TheWaveVR has already worked with indie electronic labels like UKF, Drum&BassArena and Zeds Dead‘s imprint Deadbeats on branded showcases, and plans to expand its label partnerships roster this year. Importantly, when TheWaveVR recently asked its Twitter followers what genres they wanted to hear in future parties, subgenres like electro-swing, vapor twitch, liquid funk and UK drill that rarely make it onto major-label radars emerged in the responses — signaling that TheWaveVR’s most engaged user base seems particularly interested in increasing niche creative communities’ access to VR, instead of leaning only on premium artists and content like what MelodyVR and NextVR seem to be doing.
“TheWave certainly has big names interested in the product, but I don’t think the presence of a well-known artist versus a smaller one will sway the numbers that much,” says George. “People are not going to go out and buy a new headset just because some big-name artist is putting on a VR concert next week. I think it’s about getting the tools, UX and experiential aspects right, and about catering to our existing user base and making sure they love the product. TheWave aligns really well with artists in terms of creating a more complete, full-stack experience, but I don’t think the artists’ caliber is the only reason users are in TheWave.”
Generally speaking, VR can also break down barriers for low-income and minority groups, disabled populations and other communities who either cannot afford or are physically held back from attending Coachella-level festivals in person. “To be able to access these VR experiences from your living room and have these human connections in a safer, more diverse environment is really exciting to me,” says George. “It enables a level of scale you can’t really get with more elitist festivals.”
One looming question on the investor side is whether TheWaveVR can devise a sustainable monetization model around UGC for visual music experiences, when so many predecessors in this space have failed. For instance, short-form video apps like Vine and Musical.ly have struggled to find a business model even after multimillion-dollar acquisitions by big-tech corporations Twitter and Bytedance, respectively.
But one key advantage that TheWaveVR might have over its predecessors is that its primary user acquisition and engagement channels actually come from outside the music industry. Steam is the world’s largest digital distribution platform for PC gaming, while TheWaveVR maintains its channel for planning user concerts and parties on Discord, a voice and text chat app aimed at gamers.
“I’m not worried about monetization because the communities into which TheWave has tapped — the gaming community and the Steam community — are already really willing to pay for things that they value,” says George. “It’s different from the dynamics on social apps like Vine and Musical.ly, where people largely expect the experience to be free. On the asset and consumable side, there’s strong in-app purchase potential for TheWave, with the number of items people are collecting and using as they explore the spaces. There’s also a lot of interest on the sponsorship side, and we’re even exploring partnering with real-world venues. As for concert ticketing, we’ll cross that bridge when we get there, and the monetization around that will be similar to live concerts in the real world.”

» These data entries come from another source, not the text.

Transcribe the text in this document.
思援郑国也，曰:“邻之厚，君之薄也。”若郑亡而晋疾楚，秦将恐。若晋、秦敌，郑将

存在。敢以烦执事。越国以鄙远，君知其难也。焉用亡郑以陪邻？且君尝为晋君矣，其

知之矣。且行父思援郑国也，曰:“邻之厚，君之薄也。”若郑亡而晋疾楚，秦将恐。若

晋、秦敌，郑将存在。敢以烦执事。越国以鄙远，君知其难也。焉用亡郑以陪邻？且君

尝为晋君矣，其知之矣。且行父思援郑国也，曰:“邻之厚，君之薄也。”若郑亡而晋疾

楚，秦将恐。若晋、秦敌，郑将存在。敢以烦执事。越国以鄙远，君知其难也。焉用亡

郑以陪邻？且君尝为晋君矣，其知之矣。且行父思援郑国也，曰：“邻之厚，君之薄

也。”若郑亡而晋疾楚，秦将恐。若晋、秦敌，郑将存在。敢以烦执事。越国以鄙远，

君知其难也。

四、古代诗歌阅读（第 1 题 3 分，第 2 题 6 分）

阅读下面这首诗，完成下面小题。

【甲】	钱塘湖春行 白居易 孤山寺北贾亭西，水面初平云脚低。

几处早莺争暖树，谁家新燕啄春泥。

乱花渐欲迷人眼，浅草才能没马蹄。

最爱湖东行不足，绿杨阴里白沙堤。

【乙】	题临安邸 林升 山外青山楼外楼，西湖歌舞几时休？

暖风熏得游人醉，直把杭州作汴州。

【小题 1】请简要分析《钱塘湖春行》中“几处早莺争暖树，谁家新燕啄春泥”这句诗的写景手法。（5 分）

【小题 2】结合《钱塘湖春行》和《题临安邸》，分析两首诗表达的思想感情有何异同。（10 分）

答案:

As for artist collaborations, the creative and commercial possibilities also extend far beyond music. Aside from its label partnerships, TheWaveVR is also working with visual artists on VR-based graphic novels and more complex virtual sculptures, suggesting that music is a powerful — but by no means the only — catalyst for communal, mixed-reality art experiences.
“I’m very excited about the early, playful work we’re seeing so far on the art side, and the types of things you can do with people from around the world that are impossible in 2D environments,” says George. “Ultimately, it’s all about human connection. I don’t think we’re aiming to have users just sit around watching music passively. We’re aiming to have the most interactive, magical experience possible in VR.”